B. Voluntary Cessation.
Under the "voluntary cessation" exception, the mere cessation of alleged unlawful activity does not render litigation moot unless the party asserting mootness makes clear that the "`allegedly wrongful behavior could not be expected to recur.'" Friends of the Earth, Inc. v. Laidlaw Envtl. Servs., (TOC), Inc., 528 U.S. 167, 189 (2000) (citation omitted). The Court finds that Respondents have sufficiently met their burden of showing that ICE's adoption in 2009 and 2010 of guidance policies regarding detention of unadjusted refugees, coupled with the declaration of Director Kane detailing efforts made to ensure that those policies were being implemented, "has made it clear that the allegedly wrongful § 1159-related detention policies underlying this action cannot reasonably be expected to recur." Doc. 41 at 3, Vue v. Kane, No. CV-09-1939. Judge Burns found, correctly, that the "voluntary cessation" exception does not apply in this case. Doc. 51 at 9-13.

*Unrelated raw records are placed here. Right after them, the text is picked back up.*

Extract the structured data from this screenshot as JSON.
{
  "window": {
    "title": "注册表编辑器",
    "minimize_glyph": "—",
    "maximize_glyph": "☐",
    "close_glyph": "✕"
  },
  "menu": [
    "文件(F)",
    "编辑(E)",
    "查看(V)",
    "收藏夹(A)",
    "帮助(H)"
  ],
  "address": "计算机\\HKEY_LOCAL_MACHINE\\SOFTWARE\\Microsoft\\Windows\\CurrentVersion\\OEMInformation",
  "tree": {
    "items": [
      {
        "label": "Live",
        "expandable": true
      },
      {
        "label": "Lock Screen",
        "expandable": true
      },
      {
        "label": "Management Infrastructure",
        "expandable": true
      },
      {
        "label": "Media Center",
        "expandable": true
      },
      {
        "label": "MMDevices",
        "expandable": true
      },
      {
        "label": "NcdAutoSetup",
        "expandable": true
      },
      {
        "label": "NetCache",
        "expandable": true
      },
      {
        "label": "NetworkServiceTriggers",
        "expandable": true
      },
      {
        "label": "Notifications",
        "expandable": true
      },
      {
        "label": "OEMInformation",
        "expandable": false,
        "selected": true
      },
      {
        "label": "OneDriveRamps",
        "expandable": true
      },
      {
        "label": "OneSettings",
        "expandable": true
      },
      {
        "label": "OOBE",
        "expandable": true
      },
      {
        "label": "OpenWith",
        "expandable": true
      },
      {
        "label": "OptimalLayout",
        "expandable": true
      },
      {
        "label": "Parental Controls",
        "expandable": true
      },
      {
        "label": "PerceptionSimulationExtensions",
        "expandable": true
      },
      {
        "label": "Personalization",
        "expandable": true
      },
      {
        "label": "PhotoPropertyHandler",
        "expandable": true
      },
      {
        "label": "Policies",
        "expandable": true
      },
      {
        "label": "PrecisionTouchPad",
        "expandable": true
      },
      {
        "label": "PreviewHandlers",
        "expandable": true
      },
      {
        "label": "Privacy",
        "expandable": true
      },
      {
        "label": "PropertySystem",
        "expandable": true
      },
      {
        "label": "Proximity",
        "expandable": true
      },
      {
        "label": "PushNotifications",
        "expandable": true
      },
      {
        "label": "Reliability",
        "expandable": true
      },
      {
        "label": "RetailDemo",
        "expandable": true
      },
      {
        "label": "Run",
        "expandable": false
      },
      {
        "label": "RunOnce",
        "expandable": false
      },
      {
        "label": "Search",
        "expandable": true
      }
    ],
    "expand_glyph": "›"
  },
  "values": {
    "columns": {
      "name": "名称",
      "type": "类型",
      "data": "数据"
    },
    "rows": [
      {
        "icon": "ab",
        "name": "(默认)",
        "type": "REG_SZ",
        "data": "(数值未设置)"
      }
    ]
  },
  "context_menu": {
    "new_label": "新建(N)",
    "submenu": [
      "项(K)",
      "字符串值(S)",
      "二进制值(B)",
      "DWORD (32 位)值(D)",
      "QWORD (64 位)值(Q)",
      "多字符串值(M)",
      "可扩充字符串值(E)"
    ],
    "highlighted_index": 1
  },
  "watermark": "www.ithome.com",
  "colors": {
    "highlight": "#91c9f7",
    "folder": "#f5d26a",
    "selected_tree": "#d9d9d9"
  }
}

C. ICE's Conduct in Other Cases.
Petitioner objects (Doc. 52 at 9) to the finding by Judge Burns that ICE's conduct in Bangjeglavic v. Kane, No. CV-09-2523-PHX-NVW (ECV), demonstrates compliance with the guidance memoranda, that is, although the petitioner "was initially detained in excess of the time allotted, once his file was reviewed — pursuant to the new guidelines — he was promptly released" (Doc. 51 at 13). Petitioner also notes that in Gelee v. Kane, CV-10-388-PXH-PGR (MHB), the petitioner was held for over two weeks before being placed in removal proceedings. Doc. 52 at 9-10.
The Court does not disagree with Judge Burns. ICE's conduct in Bangjeglavic demonstrates a good faith effort to comply with the guidance memoranda and not detain unadjusted refugees indefinitely under § 1159. Moreover, ICE's conduct in both Bangjeglavic and Gelee predates the guidance memorandum issued by Executive Director Chaparro in May 2010. Doc. 50-1 at 5-8. That memorandum explicitly provides that "upon the arrest of an unadjusted refugee upon reasonable belief of removability, a DRO Field Office must determine, no later than 48 hours after the arrest, whether to release the individual or issue a Notice to Appear[.]" Id. at 6 (emphasis added). Where no determination has been made "within the initial 48-hour period," ICE officials are instructed to "release the alien[.]" Id. at 7. Petitioner has presented no evidence showing that ICE officials have failed to follow this directive.
III. Conclusion.
IT IS ORDERED:
Alizadeh2010 WL 5146743See id.
1. Magistrate Judge Burns' report and recommendation (Doc. 51) is accepted.
2. Petitioner Sasa Buzancic's petition for writ of habeas corpus (Doc. 1) is denied as moot.
3. A certificate of appealability is denied because Petitioner has not made a substantial showing of the denial of a constitutional right.
4. The Clerk is directed to enter judgment accordingly.
DATED this 31st day of January, 2011.